Substituting this approximation gives the practical variance-reduced loss in Eq.([7](https://arxiv.org/html/2605.12964#S5.E7 "In 5.2 Variance-Reduced Finetuning Loss ‣ 5 Finetuning Latent Flow into Pixel AsymFlow ‣ Asymmetric Flow Models")).

The approximation \mathbb{E}[{\bm{x}}_{0}^{\mathrm{L}}|{\bm{x}}_{t}]\approx\mathbb{E}[{\bm{x}}_{0}^{\mathrm{L}}|{\bm{x}}_{t}^{\mathrm{L}}] is exact under the sufficient condition that the full noisy input and the paired low-rank noisy input differ only in the orthogonal complement. In that case, their low-rank components match, so the frozen low-rank model receives the same low-rank information:

{\bm{x}}_{t}-{\bm{x}}_{t}^{\mathrm{L}}\in\mathrm{Im}({\bm{I}}-{\bm{P}})\;\Longrightarrow\;{\bm{A}}^{\mathrm{T}}{\bm{x}}_{t}={\bm{A}}^{\mathrm{T}}{\bm{x}}_{t}^{\mathrm{L}}.(52)

This requires either t=1 or {\bm{x}}_{0}-{\bm{x}}_{0}^{\mathrm{L}}\in\mathrm{Im}({\bm{I}}-{\bm{P}}), which is generally not satisfied due to the non-linearity of the VAE encoder[[51](https://arxiv.org/html/2605.12964#bib.bib2 "High-resolution image synthesis with latent diffusion models")]. When this condition is not satisfied, the approximation error appears inside the low-rank subspace \mathrm{Im}({\bm{P}}). To compensate for this, the perceptual correction is introduced in the low-noise regime in place of the variance reduction, as detailed in Sec.[A.4](https://arxiv.org/html/2605.12964#A1.SS4 "A.4 Perceptual Correction ‣ Appendix A Method Details ‣ Asymmetric Flow Models").

## Appendix D Additional Qualitative Results

![Image 9: Refer to caption](https://arxiv.org/html/2605.12964v1/x9.png)

Figure 9: Additional qualitative text-to-image comparisons (part A).

![Image 10: Refer to caption](https://arxiv.org/html/2605.12964v1/x10.png)

Figure 10: Additional qualitative text-to-image comparisons (part B).

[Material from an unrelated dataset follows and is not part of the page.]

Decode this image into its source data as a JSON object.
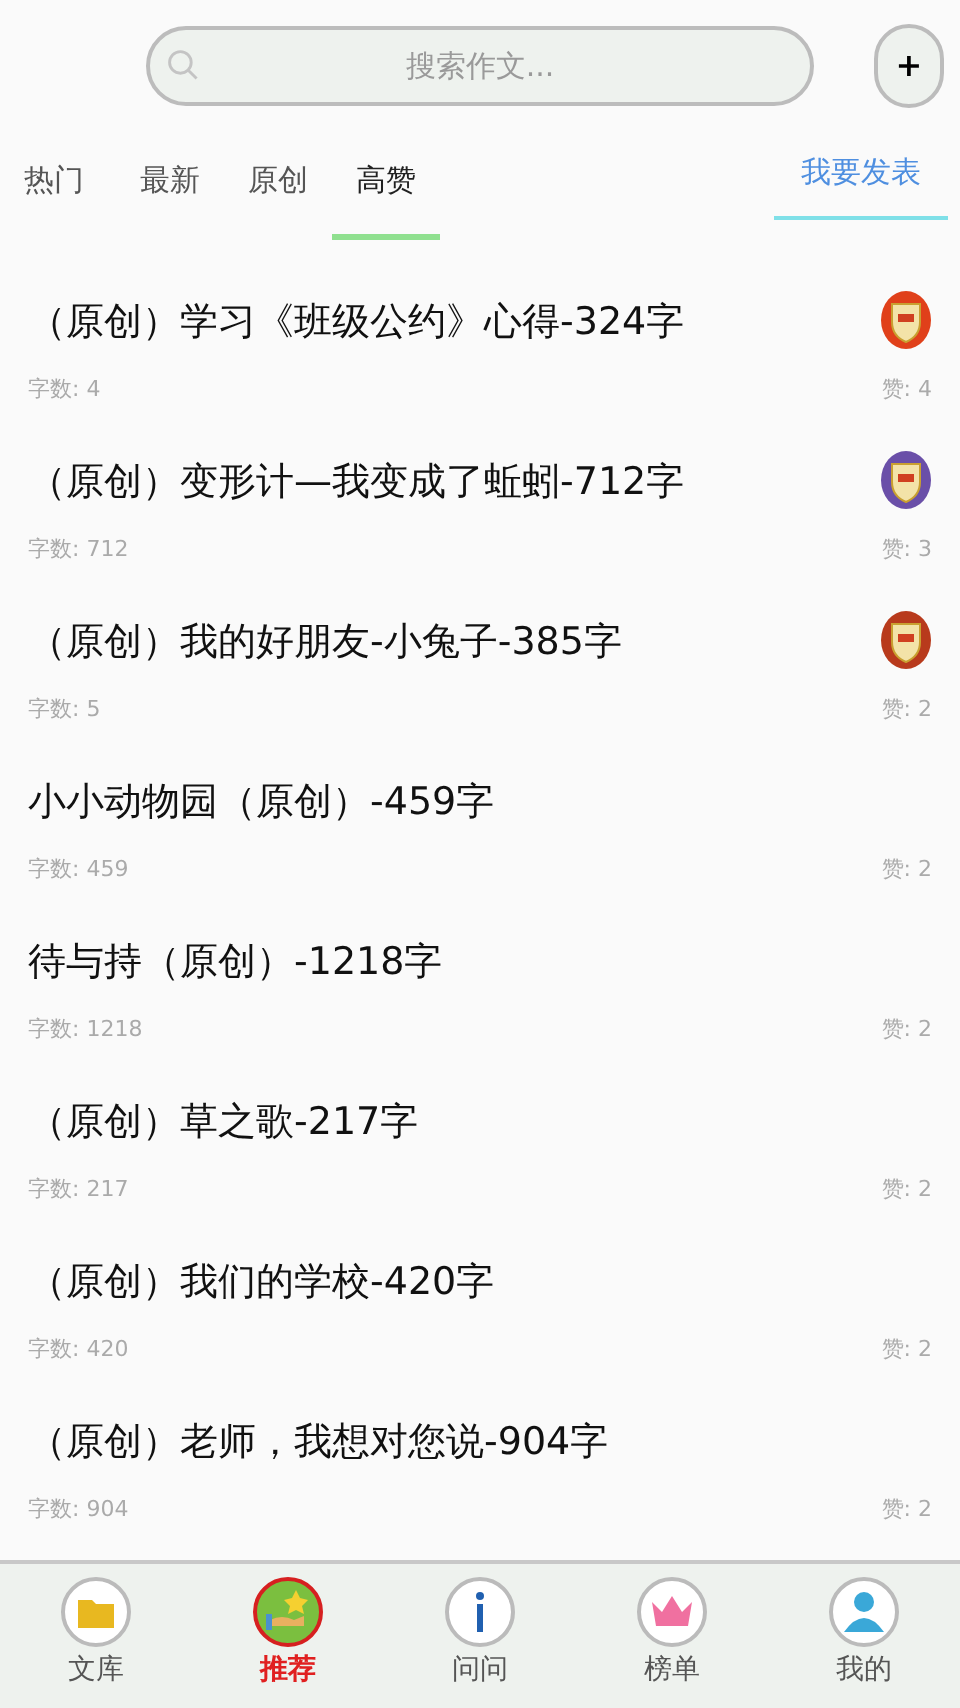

## Appendix E Impact Statement

Our method enhances the photorealism of diffusion models, which significantly benefits creative industries by enabling high-fidelity prototyping and asset creation. This advancement, however, presents a dual-use challenge: more realistic imagery facilitates the creation of convincing disinformation or non-consensual media, increasing the potential for societal harm. Higher visual quality also requires renewed scrutiny of dataset biases, as those biases will be rendered more persuasively. We open-source our model to encourage scientific replication, but emphasize that responsible deployment requires the use of standard safety filters and content provenance tools (like watermarking) to manage these risks.